Munger, presumably, sees parallels between the way Harold Geneen put together ITT and the way Pearson is constructing Valeant.
“Geneen used cheap debt to finance these acquisitions, which later proved to be the company’s downfall,” explains The Motley Fool’s Nelson Smith. “After Geneen’s retirement as CEO in 1977, subsequent CEOs spent much of the next two decades paying off the debt by selling most of Geneen’s acquisitions.”
During Geneen’s tenure, ITT bought hundreds of companies, including Wonder Bread maker Continental Baking, the Sheraton Hotel chain, Avis Rent-a-Car.
Smith says that “on the surface” Valeant looks a lot like ITT did, noting that the company has made 30 different acquisitions since 2010. But Smith also says he is not sure Valeant is “anywhere close to being as bad as ITT was,” because all Valeant’s acquisitions have been made in one industry rather than spread across multiple spaces.
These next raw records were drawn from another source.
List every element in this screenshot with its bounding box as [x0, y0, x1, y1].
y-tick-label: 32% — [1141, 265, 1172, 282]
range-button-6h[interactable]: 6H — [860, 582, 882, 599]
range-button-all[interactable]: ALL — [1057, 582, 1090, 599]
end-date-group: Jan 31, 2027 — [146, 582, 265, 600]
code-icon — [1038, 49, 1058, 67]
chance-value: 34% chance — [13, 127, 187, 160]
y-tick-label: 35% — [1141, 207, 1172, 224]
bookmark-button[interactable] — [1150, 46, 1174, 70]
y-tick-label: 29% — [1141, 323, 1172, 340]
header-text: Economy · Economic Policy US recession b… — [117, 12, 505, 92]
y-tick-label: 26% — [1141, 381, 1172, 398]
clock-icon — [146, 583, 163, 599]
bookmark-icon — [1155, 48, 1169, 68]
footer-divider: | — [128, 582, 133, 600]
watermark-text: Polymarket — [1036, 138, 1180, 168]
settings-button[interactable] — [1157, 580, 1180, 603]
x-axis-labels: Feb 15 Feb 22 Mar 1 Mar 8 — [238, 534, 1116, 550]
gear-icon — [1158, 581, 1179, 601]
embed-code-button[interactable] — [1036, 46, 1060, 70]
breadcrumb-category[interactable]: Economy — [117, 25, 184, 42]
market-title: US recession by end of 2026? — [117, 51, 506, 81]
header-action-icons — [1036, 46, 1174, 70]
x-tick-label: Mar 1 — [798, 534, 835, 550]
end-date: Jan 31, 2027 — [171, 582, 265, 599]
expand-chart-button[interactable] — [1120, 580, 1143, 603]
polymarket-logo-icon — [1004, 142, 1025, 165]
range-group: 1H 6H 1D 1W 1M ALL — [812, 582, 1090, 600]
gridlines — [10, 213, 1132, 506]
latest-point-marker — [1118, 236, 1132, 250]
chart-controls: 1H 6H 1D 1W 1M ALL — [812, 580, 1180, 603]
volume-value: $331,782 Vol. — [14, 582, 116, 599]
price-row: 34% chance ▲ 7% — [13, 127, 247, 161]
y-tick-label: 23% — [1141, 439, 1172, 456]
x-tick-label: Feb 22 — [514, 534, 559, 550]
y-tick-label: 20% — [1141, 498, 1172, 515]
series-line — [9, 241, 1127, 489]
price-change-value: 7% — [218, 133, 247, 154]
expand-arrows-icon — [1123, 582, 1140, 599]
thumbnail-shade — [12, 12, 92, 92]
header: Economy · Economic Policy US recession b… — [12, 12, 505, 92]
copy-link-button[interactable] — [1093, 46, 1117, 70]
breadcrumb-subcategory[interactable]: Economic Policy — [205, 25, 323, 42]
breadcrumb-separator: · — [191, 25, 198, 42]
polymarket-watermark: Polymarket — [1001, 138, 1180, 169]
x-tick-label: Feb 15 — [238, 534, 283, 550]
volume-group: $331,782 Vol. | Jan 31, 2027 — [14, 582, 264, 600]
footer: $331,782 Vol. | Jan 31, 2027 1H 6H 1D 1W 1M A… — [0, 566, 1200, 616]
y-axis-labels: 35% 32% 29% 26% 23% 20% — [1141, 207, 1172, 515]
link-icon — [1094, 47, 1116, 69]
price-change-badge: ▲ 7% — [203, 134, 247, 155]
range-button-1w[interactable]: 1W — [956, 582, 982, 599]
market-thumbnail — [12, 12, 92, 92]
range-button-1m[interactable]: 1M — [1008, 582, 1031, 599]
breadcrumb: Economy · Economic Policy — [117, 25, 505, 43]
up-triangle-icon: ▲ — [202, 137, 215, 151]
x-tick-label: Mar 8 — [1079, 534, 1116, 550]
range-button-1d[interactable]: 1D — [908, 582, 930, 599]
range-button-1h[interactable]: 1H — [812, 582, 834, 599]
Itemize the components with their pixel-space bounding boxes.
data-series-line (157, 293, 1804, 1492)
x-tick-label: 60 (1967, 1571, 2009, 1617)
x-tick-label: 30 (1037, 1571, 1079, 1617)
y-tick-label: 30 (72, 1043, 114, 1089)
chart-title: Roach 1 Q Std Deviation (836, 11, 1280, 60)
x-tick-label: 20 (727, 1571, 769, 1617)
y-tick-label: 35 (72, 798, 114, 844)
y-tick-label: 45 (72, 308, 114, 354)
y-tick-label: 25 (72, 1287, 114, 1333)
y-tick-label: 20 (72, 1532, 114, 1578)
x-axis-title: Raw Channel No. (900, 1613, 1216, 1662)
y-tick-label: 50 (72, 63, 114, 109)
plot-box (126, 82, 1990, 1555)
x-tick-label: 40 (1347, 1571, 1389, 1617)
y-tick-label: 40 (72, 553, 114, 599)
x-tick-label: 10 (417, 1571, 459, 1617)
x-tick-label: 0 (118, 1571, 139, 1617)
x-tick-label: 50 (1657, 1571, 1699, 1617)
“There’s also a bit of hypocrisy coming from Munger on this issue,” says Smith. “Munger is actively involved in a company that does pretty much the same thing as ITT did back in the 1960s. Sure, Berkshire doesn’t use much debt or engage in hostile takeovers, but Berkshire and ITT have more in common than Munger is willing to admit. Both attempted to dominate the business world using a roll-up acquisition strategy; Buffett and Munger were just a little more patient with their plan.”
Geneen’s dealmaking persona followed him, literally, to the grave. His 1997 obituary in the New York Times took particular note of it.
“He was called a great leader but was also a corporate autocrat who treated foreign governments like subsidiaries. He was a man, some said, who would have bought up the world if given the chance,” said the Times.